Механика Небесных Врат - Афанасьев Роман Сергеевич
Шрифт:
Интервал:
Закладка:
– У тебя тоже красивые вещи получаются, – дипломатично отозвался Штайн. – И, главное, очень действенные. Те два автоматических станка, что ты сделал для меня в прошлом месяце, – это настоящее чудо. Только благодаря им удалось разобраться с корпусом.
– Да у меня игрушки, – смутился Ланье, – а у тебя – парокаты.
– Вот, кстати, – задумчиво произнес механик, похлопывая перчаткой по ладони. – Надо бы придумать новое название. Благодаря твоим огромным глоубам теперь и речи о паре нет. Все тихо, гладко и аккуратно, хоть и требует периодической зарядки. Боюсь, парокат теперь несколько устаревшее понятие. Как и пароход. Магистры как обезумевшие штампуют твои глоубы и, похоже, собираются построить грузовой состав для железной дороги. Зря ты отдал им это изобретение.
– Да ладно, – отмахнулся Ланье. – Зато меня сняли с крючка и отдали мне окраины города. Сам знаешь, без этого мы бы не обошлись. Ты тоже отдал им свою первую модель «Рысака» на глоубах.
– Верно, – согласился Штайн. – Было такое дело. Да и старина Фильвер помог. Ума не приложу, как он уболтал Совет Магов.
– Об этом мы вряд ли когда-нибудь узнаем, – отозвался магистр и, заметив, что друг потирает пальцы правой руки, спросил: – Как рука? Беспокоит?
– Все отлично, – уверил его Конрад и, подняв руку, пошевелил пальцами.
Ланье внимательно проследил за их движениями. Белая искусственная кожа отличалась, конечно, от натуральной, но только при самом пристальном изучении. Первые образцы механизма руки Ланье сделал сразу же, в первые же полгода. Но все это было лишь грубой заменой, халтурой, сделанной наспех. До настоящей работы руки у него дошли лишь полгода назад, когда все наконец успокоилось. А Штайн ждал, терпеливо, мужественно, не морщась даже тогда, когда грубый протез до крови натирал плоть. Он тоже работал, и ему некогда было жаловаться.

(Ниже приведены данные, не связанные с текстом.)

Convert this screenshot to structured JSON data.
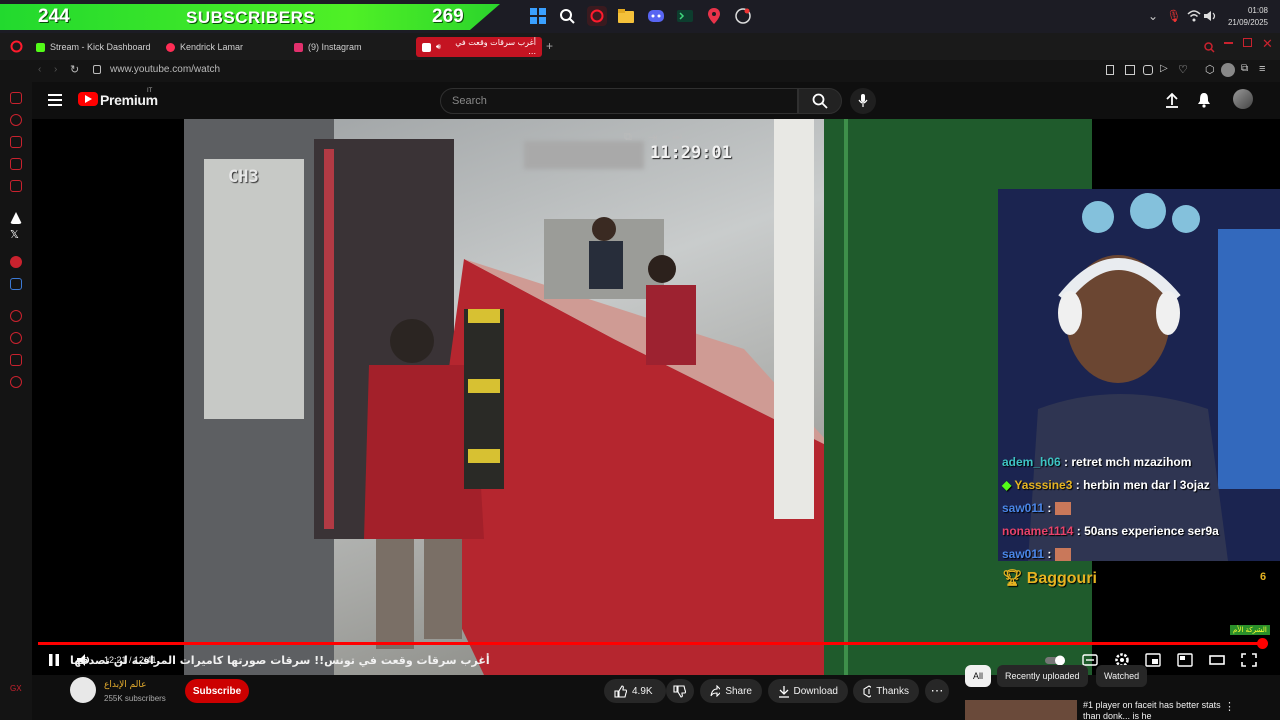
{
  "taskbar": {
    "sub_current": "244",
    "sub_label": "SUBSCRIBERS",
    "sub_goal": "269",
    "clock_time": "01:08",
    "clock_date": "21/09/2025"
  },
  "tabs": [
    {
      "label": "Stream - Kick Dashboard",
      "color": "#53fc18"
    },
    {
      "label": "Kendrick Lamar",
      "color": "#ff2d55"
    },
    {
      "label": "(9) Instagram",
      "color": "#e1306c"
    },
    {
      "label": "أغرب سرقات وقعت في ...",
      "color": "#ff0000"
    }
  ],
  "address": {
    "url": "www.youtube.com/watch"
  },
  "youtube": {
    "brand": "Premium",
    "country": "IT",
    "search_placeholder": "Search"
  },
  "video": {
    "overlay_channel": "CH3",
    "overlay_clock": "11:29:01",
    "time": "12:21 / 12:41",
    "corner_badge": "الشركة الأم",
    "progress": 0.973
  },
  "chat": [
    {
      "user": "adem_h06",
      "text": ": retret mch mzazihom",
      "color": "#3ec4c4"
    },
    {
      "user": "Yasssine3",
      "text": ": herbin men dar l 3ojaz",
      "color": "#e6b422"
    },
    {
      "user": "saw011",
      "text": ":",
      "color": "#4a86e8"
    },
    {
      "user": "noname1114",
      "text": ": 50ans experience ser9a",
      "color": "#e8436b"
    },
    {
      "user": "saw011",
      "text": ":",
      "color": "#4a86e8"
    }
  ],
  "alert": {
    "name": "Baggouri",
    "count": "6"
  },
  "below": {
    "title": "أغرب سرقات وقعت في تونس!! سرقات صورتها كاميرات المراقبة لن تصدقها",
    "channel": "عالم الإبداع",
    "subscribers": "255K subscribers",
    "subscribe": "Subscribe",
    "likes": "4.9K",
    "share": "Share",
    "download": "Download",
    "thanks": "Thanks"
  },
  "chips": [
    "All",
    "Recently uploaded",
    "Watched"
  ],
  "recommended": {
    "title": "#1 player on faceit has better stats than donk... is he"
  }
}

– Все отлично, – уверил друга Штайн. – Я гайки теперь пальцами заворачиваю, только в этом и чувствую разницу. Не знаю, как вы это с Фильвером сделали, что вы там сращивали, я так и не понял. Но что бы вы ни замышляли, вам это, безусловно, удалось. Ты настоящий волшебник, Ридус.
– Я – нет, – коротко отозвался магистр и уставился в окно.
Штайн вздохнул, встал рядом и тоже взглянул на площадь, залитую солнечным светом.
– Знаешь, там, у магов, – сказал он, – когда я очнулся без руки, то решил, что все кончено. Думал, лучше бы я умер. Мне казалось, что это – конец моей жизни, нашего мира, конец всего. А оказалось, что это – начало.
– Начало, – пробормотал Ланье. – Да, это было отвратительное начало. Но ведь нам удалось, да, Конрад?
– Я думаю, что удалось, – твердо ответил механик. – И мы в конце концов принесли нашим народам блага и процветание на этой земле, как и хотели. Забавно вышло, правда?
– Да, – немного помолчав, ответил Ридус. – Не то слово. Жуть как забавно.
Некоторое время они молчали, глядя в окно. Потом Штайн повернулся к другу, тихонько вздохнул и спросил:
– Ридус, как ты думаешь, он был бы доволен?
– Я уверен, – ответил магистр. – Уверен, что он похвалил бы нас. Тогда, после госпиталя магов, мы приняли с тобой решение. И теперь видим его последствия. По-моему, лучше бы не вышло ни у кого.
Штайн не ответил, лишь снова перевел взгляд за окно. Там, в самом центре площади, стоял гранитный постамент. На нем была установлена стальная стрела, вздымавшаяся ввысь, поднимающаяся над крышами домов. На самом верху сияла золотом статуя. Она изображала человека в плаще мага, что стоял навытяжку, в полный рост, вскинув руки к хмурому небу. Плащ вился на ветру, руки были напряжены и чуть согнуты, – казалось, золотой человек удерживает над головой щит, прикрывая от невидимой угрозы целый город, над которым он высился уже два года. Внизу, на гранитном постаменте, была выбита краткая надпись, выбита стариком по имени старина Филь, что работал по старинке лишь зубилом да молотком. Надпись гласила: «Решение Альдера Вердена».
– Я думаю, – прошептал Ланье, разглядывая золотую статую, – он был бы счастлив, Конрад.
И они снова замолчали, разглядывая изображение человека, что поднялся выше всех, даже выше самого себя, сумевшего отдать этой земле больше, чем у нее взял.